1921–22 Eastern Collegiate ice hockey standingsv; t; e;
|  | Intercollegiate |  |  |  |  |  |  |  | Overall |  |  |  |  |  |
| GP | W | L | T | Pct. | GF | GA | GP | W | L | T | GF | GA |
| Amherst | 10 | 4 | 6 | 0 | .400 | 14 | 15 |  | 10 | 4 | 6 | 0 | 14 | 15 |
| Army | 7 | 4 | 2 | 1 | .643 | 23 | 11 |  | 9 | 5 | 3 | 1 | 26 | 15 |
| Bates | 7 | 3 | 4 | 0 | .429 | 17 | 16 |  | 13 | 8 | 5 | 0 | 44 | 25 |
| Boston College | 3 | 3 | 0 | 0 | 1.000 | 16 | 3 |  | 8 | 4 | 3 | 1 | 23 | 16 |
| Bowdoin | 3 | 0 | 2 | 1 | .167 | 2 | 4 |  | 9 | 2 | 6 | 1 | 12 | 18 |
| Clarkson | 1 | 0 | 1 | 0 | .000 | 2 | 12 |  | 2 | 0 | 2 | 0 | 9 | 20 |
| Colby | 4 | 1 | 2 | 1 | .375 | 5 | 13 |  | 7 | 3 | 3 | 1 | 16 | 25 |
| Colgate | 3 | 0 | 3 | 0 | .000 | 3 | 14 |  | 4 | 0 | 4 | 0 | 7 | 24 |
| Columbia | 7 | 3 | 3 | 1 | .500 | 21 | 24 |  | 7 | 3 | 3 | 1 | 21 | 24 |
| Cornell | 5 | 4 | 1 | 0 | .800 | 17 | 10 |  | 5 | 4 | 1 | 0 | 17 | 10 |
| Dartmouth | 6 | 4 | 1 | 1 | .750 | 10 | 5 |  | 6 | 4 | 1 | 1 | 10 | 5 |
| Hamilton | 8 | 7 | 1 | 0 | .875 | 45 | 13 |  | 9 | 7 | 2 | 0 | 51 | 22 |
| Harvard | 6 | 6 | 0 | 0 | 1.000 | 33 | 5 |  | 11 | 8 | 1 | 2 | 51 | 17 |
| Massachusetts Agricultural | 9 | 5 | 4 | 0 | .556 | 16 | 23 |  | 11 | 6 | 5 | 0 | 20 | 30 |
| MIT | 6 | 3 | 3 | 0 | .500 | 14 | 18 |  | 10 | 4 | 6 | 0 | – | – |
| Pennsylvania | 7 | 2 | 5 | 0 | .286 | 16 | 28 |  | 8 | 3 | 5 | 0 | 23 | 29 |
| Princeton | 7 | 2 | 5 | 0 | .286 | 12 | 21 |  | 10 | 3 | 6 | 1 | 21 | 28 |
| Rensselaer | 5 | 0 | 5 | 0 | .000 | 2 | 28 |  | 5 | 0 | 5 | 0 | 2 | 28 |
| Union | 0 | 0 | 0 | 0 | – | 0 | 0 |  | 6 | 2 | 4 | 0 | 12 | 12 |
| Williams | 8 | 3 | 4 | 1 | .438 | 27 | 19 |  | 8 | 3 | 4 | 1 | 27 | 19 |
| Yale | 14 | 7 | 7 | 0 | .500 | 46 | 39 |  | 19 | 9 | 10 | 0 | 55 | 54 |
| YMCA College | 6 | 2 | 4 | 0 | .333 | 3 | 21 |  | 6 | 2 | 4 | 0 | 3 | 21 |

==Schedule and results==

| Date | Opponent | Site | Result | Record |
Regular Season
| January 19 | vs. Waterville Hockey Club* | Paine's Rink • Waterville, Maine | W 4–3 | 1–0–0 |
| February 10 | at Maine ^{†}* | Orono, Maine | W 5–3 | 2–0–0 |
| February 11 | at Bowdoin* | Delta Rink • Brunswick, Maine | W 2–1 | 3–0–0 |
| February 18 | vs.

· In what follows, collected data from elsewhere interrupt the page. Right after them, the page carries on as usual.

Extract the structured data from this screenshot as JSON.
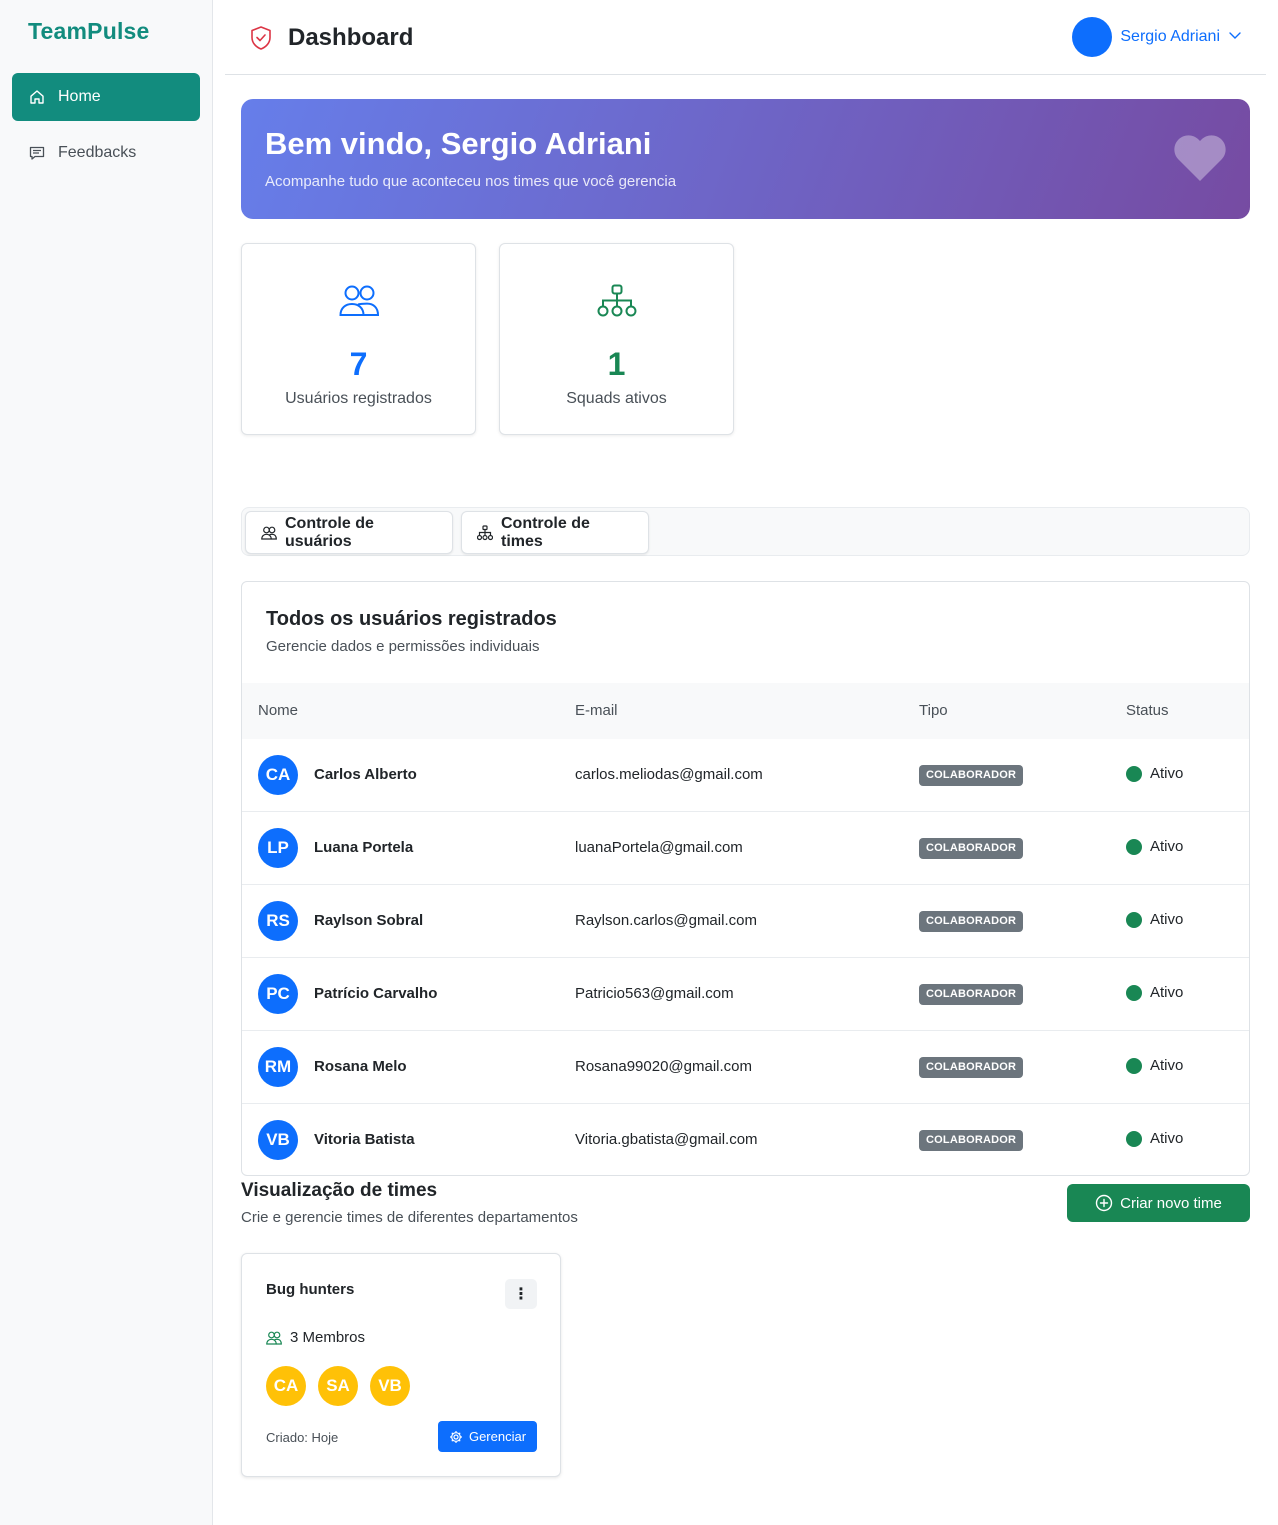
{
  "app": {
    "brand": "TeamPulse"
  },
  "sidebar": {
    "items": [
      {
        "label": "Home",
        "icon": "home-icon",
        "active": true
      },
      {
        "label": "Feedbacks",
        "icon": "message-square-icon",
        "active": false
      }
    ]
  },
  "header": {
    "title": "Dashboard",
    "user_name": "Sergio Adriani"
  },
  "banner": {
    "title": "Bem vindo, Sergio Adriani",
    "subtitle": "Acompanhe tudo que aconteceu nos times que você gerencia"
  },
  "stats": {
    "users": {
      "value": "7",
      "label": "Usuários registrados"
    },
    "squads": {
      "value": "1",
      "label": "Squads ativos"
    }
  },
  "tabs": [
    {
      "label": "Controle de usuários"
    },
    {
      "label": "Controle de times"
    }
  ],
  "users_card": {
    "title": "Todos os usuários registrados",
    "subtitle": "Gerencie dados e permissões individuais",
    "columns": [
      "Nome",
      "E-mail",
      "Tipo",
      "Status"
    ],
    "rows": [
      {
        "initials": "CA",
        "name": "Carlos Alberto",
        "email": "carlos.meliodas@gmail.com",
        "type": "COLABORADOR",
        "status": "Ativo"
      },
      {
        "initials": "LP",
        "name": "Luana Portela",
        "email": "luanaPortela@gmail.com",
        "type": "COLABORADOR",
        "status": "Ativo"
      },
      {
        "initials": "RS",
        "name": "Raylson Sobral",
        "email": "Raylson.carlos@gmail.com",
        "type": "COLABORADOR",
        "status": "Ativo"
      },
      {
        "initials": "PC",
        "name": "Patrício Carvalho",
        "email": "Patricio563@gmail.com",
        "type": "COLABORADOR",
        "status": "Ativo"
      },
      {
        "initials": "RM",
        "name": "Rosana Melo",
        "email": "Rosana99020@gmail.com",
        "type": "COLABORADOR",
        "status": "Ativo"
      },
      {
        "initials": "VB",
        "name": "Vitoria Batista",
        "email": "Vitoria.gbatista@gmail.com",
        "type": "COLABORADOR",
        "status": "Ativo"
      }
    ]
  },
  "teams": {
    "title": "Visualização de times",
    "subtitle": "Crie e gerencie times de diferentes departamentos",
    "create_label": "Criar novo time",
    "cards": [
      {
        "name": "Bug hunters",
        "menu_glyph": "⋮",
        "members_label": "3 Membros",
        "member_initials": [
          "CA",
          "SA",
          "VB"
        ],
        "created": "Criado: Hoje",
        "manage_label": "Gerenciar"
      }
    ]
  },
  "colors": {
    "brand": "#128c7e",
    "primary": "#0d6efd",
    "success": "#198754",
    "badge": "#6c757d",
    "member_avatar": "#ffc107",
    "banner_gradient_start": "#667eea",
    "banner_gradient_end": "#764ba2"
  }
}
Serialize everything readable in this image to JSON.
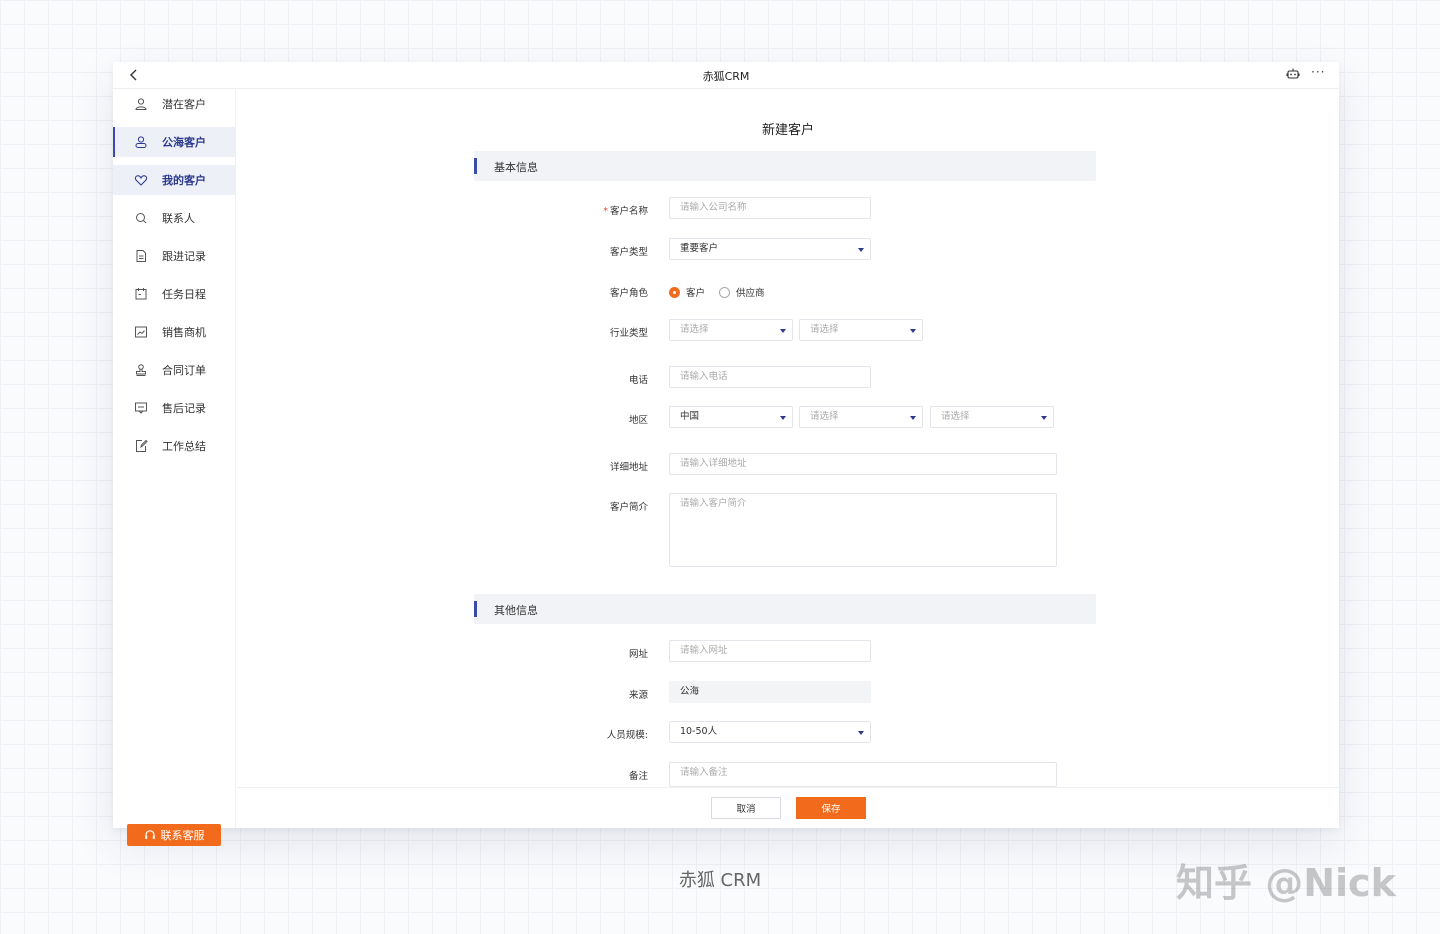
{
  "window": {
    "title": "赤狐CRM"
  },
  "sidebar": {
    "items": [
      {
        "label": "潜在客户",
        "icon": "user-icon"
      },
      {
        "label": "公海客户",
        "icon": "group-user-icon"
      },
      {
        "label": "我的客户",
        "icon": "heart-icon"
      },
      {
        "label": "联系人",
        "icon": "search-contact-icon"
      },
      {
        "label": "跟进记录",
        "icon": "document-icon"
      },
      {
        "label": "任务日程",
        "icon": "calendar-icon"
      },
      {
        "label": "销售商机",
        "icon": "chart-icon"
      },
      {
        "label": "合同订单",
        "icon": "stamp-icon"
      },
      {
        "label": "售后记录",
        "icon": "message-icon"
      },
      {
        "label": "工作总结",
        "icon": "edit-note-icon"
      }
    ],
    "service_button": "联系客服"
  },
  "form": {
    "title": "新建客户",
    "basic_section": "基本信息",
    "other_section": "其他信息",
    "customer_name": {
      "label": "客户名称",
      "placeholder": "请输入公司名称"
    },
    "customer_type": {
      "label": "客户类型",
      "value": "重要客户"
    },
    "customer_role": {
      "label": "客户角色",
      "options": [
        "客户",
        "供应商"
      ],
      "selected": "客户"
    },
    "industry": {
      "label": "行业类型",
      "placeholder1": "请选择",
      "placeholder2": "请选择"
    },
    "phone": {
      "label": "电话",
      "placeholder": "请输入电话"
    },
    "region": {
      "label": "地区",
      "value": "中国",
      "placeholder2": "请选择",
      "placeholder3": "请选择"
    },
    "address": {
      "label": "详细地址",
      "placeholder": "请输入详细地址"
    },
    "intro": {
      "label": "客户简介",
      "placeholder": "请输入客户简介"
    },
    "website": {
      "label": "网址",
      "placeholder": "请输入网址"
    },
    "source": {
      "label": "来源",
      "value": "公海"
    },
    "staff_size": {
      "label": "人员规模:",
      "value": "10-50人"
    },
    "remark": {
      "label": "备注",
      "placeholder": "请输入备注"
    }
  },
  "footer": {
    "cancel": "取消",
    "save": "保存"
  },
  "caption": "赤狐 CRM",
  "watermark": "知乎 @Nick",
  "colors": {
    "accent": "#f26b1d",
    "primary": "#3a4aa8"
  }
}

Bates* | Capital Park Rink • Augusta, Maine | L 2–4 | 3–1–0 |
| February 24 | at St. Dominique* | Bartlett Street Rink • Lewiston, Maine | L 2–6 | 3–2–0 |
| February 25 | at Bates* | Lake Andrews Rink • Lewiston, Maine | L 0–7 | 3–3–0 |
| February 28 | Bowdoin* | Paine's Rink • Waterville, Maine | T 1–1 | 3–3–1 |
*Non-conference game.

† Maine fielded an informal club team at this time.